High prevalence of type b beta-lactamase-non-producing ampicillin-resistant Haemophilus influenzae in meningitis: the situation in Japan where Hib vaccine has not been introduced.J Antimicrob Chemother 2006; 57(6):1077-82JA
To study yearly changes in resistance and to identify ftsI mutations in beta-lactamase-non-producing ampicillin-resistant (BLNAR) and TEM-1 beta-lactamase-producing amoxicillin/clavulanic acid-resistant (BLPACR) isolates of Haemophilus influenzae from patients with meningitis.
Between January 2000 and December 2004, we received 621 isolates of H. influenzae from 285 member institutions of the Nationwide Surveillance Study Group for Bacterial Meningitis. All isolates were analysed by PCR to identify resistance genes and tested for susceptibility to beta-lactams. The ftsI gene was sequenced in all BLNAR and BLPACR isolates.

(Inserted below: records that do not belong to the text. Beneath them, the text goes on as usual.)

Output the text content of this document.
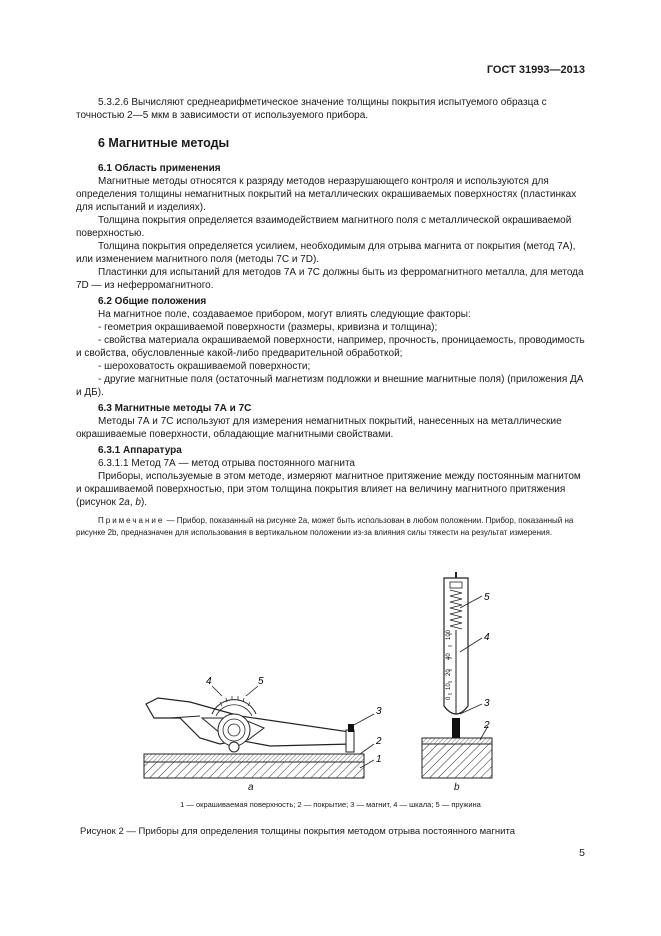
ГОСТ 31993—2013

5.3.2.6 Вычисляют среднеарифметическое значение толщины покрытия испытуемого образца с точностью 2—5 мкм в зависимости от используемого прибора.

6 Магнитные методы

6.1 Область применения

Магнитные методы относятся к разряду методов неразрушающего контроля и используются для определения толщины немагнитных покрытий на металлических окрашиваемых поверхностях (пластинках для испытаний и изделиях).

Толщина покрытия определяется взаимодействием магнитного поля с металлической окрашиваемой поверхностью.

Толщина покрытия определяется усилием, необходимым для отрыва магнита от покрытия (метод 7А), или изменением магнитного поля (методы 7С и 7D).

Пластинки для испытаний для методов 7А и 7С должны быть из ферромагнитного металла, для метода 7D — из неферромагнитного.

6.2 Общие положения

На магнитное поле, создаваемое прибором, могут влиять следующие факторы:

- геометрия окрашиваемой поверхности (размеры, кривизна и толщина);

- свойства материала окрашиваемой поверхности, например, прочность, проницаемость, проводимость и свойства, обусловленные какой-либо предварительной обработкой;

- шероховатость окрашиваемой поверхности;

- другие магнитные поля (остаточный магнетизм подложки и внешние магнитные поля) (приложения ДА и ДБ).

6.3 Магнитные методы 7А и 7С

Методы 7А и 7С используют для измерения немагнитных покрытий, нанесенных на металлические окрашиваемые поверхности, обладающие магнитными свойствами.

6.3.1 Аппаратура

6.3.1.1 Метод 7А — метод отрыва постоянного магнита

Приборы, используемые в этом методе, измеряют магнитное притяжение между постоянным магнитом и окрашиваемой поверхностью, при этом толщина покрытия влияет на величину магнитного притяжения (рисунок 2a, b).

Примечание — Прибор, показанный на рисунке 2a, может быть использован в любом положении. Прибор, показанный на рисунке 2b, предназначен для использования в вертикальном положении из-за влияния силы тяжести на результат измерения.

4	5
3
2
1
100
40
20
10
0
5
4
3
2
a	b
1 — окрашиваемая поверхность; 2 — покрытие; 3 — магнит, 4 — шкала; 5 — пружина
Рисунок 2 — Приборы для определения толщины покрытия методом отрыва постоянного магнита
5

All but four isolates were of serotype b. The isolates could be divided into six classes, namely beta-lactamase-non-producing ampicillin-susceptible (25.0%), TEM-1 beta-lactamase-producing ampicillin-resistant (11.0%), beta-lactamase-non-producing low-level ampicillin-resistant with N526K or R517H substitution in the ftsI gene (30.4%), BLNAR with an S385T substitution together with either N526K or R517H substitution in ftsI (22.2%), BLPACR-I with either a N526K or R517H substitution in ftsI (9.5%) and BLPACR-II with an S385T substitution together with either a N526K or R517H substitution in ftsI (1.9%). The prevalence of BLNAR has increased rapidly, from 5.8% in 2000 to 34.5% in 2004. All BLNAR and BLPACR-II strains were classified into nine subgroups on the basis of substitution patterns in the ftsI gene. The MICs of cephalosporin antibiotics for H. influenzae transformants into which the ftsI genes from BLNAR strains of each of the nine subgroups were introduced increased to varying degrees depending on the mutations.
The results suggest that introduction of H. influenzae type b (Hib) vaccination into infants and children is necessary for the prevention of severe Hib infections in Japan.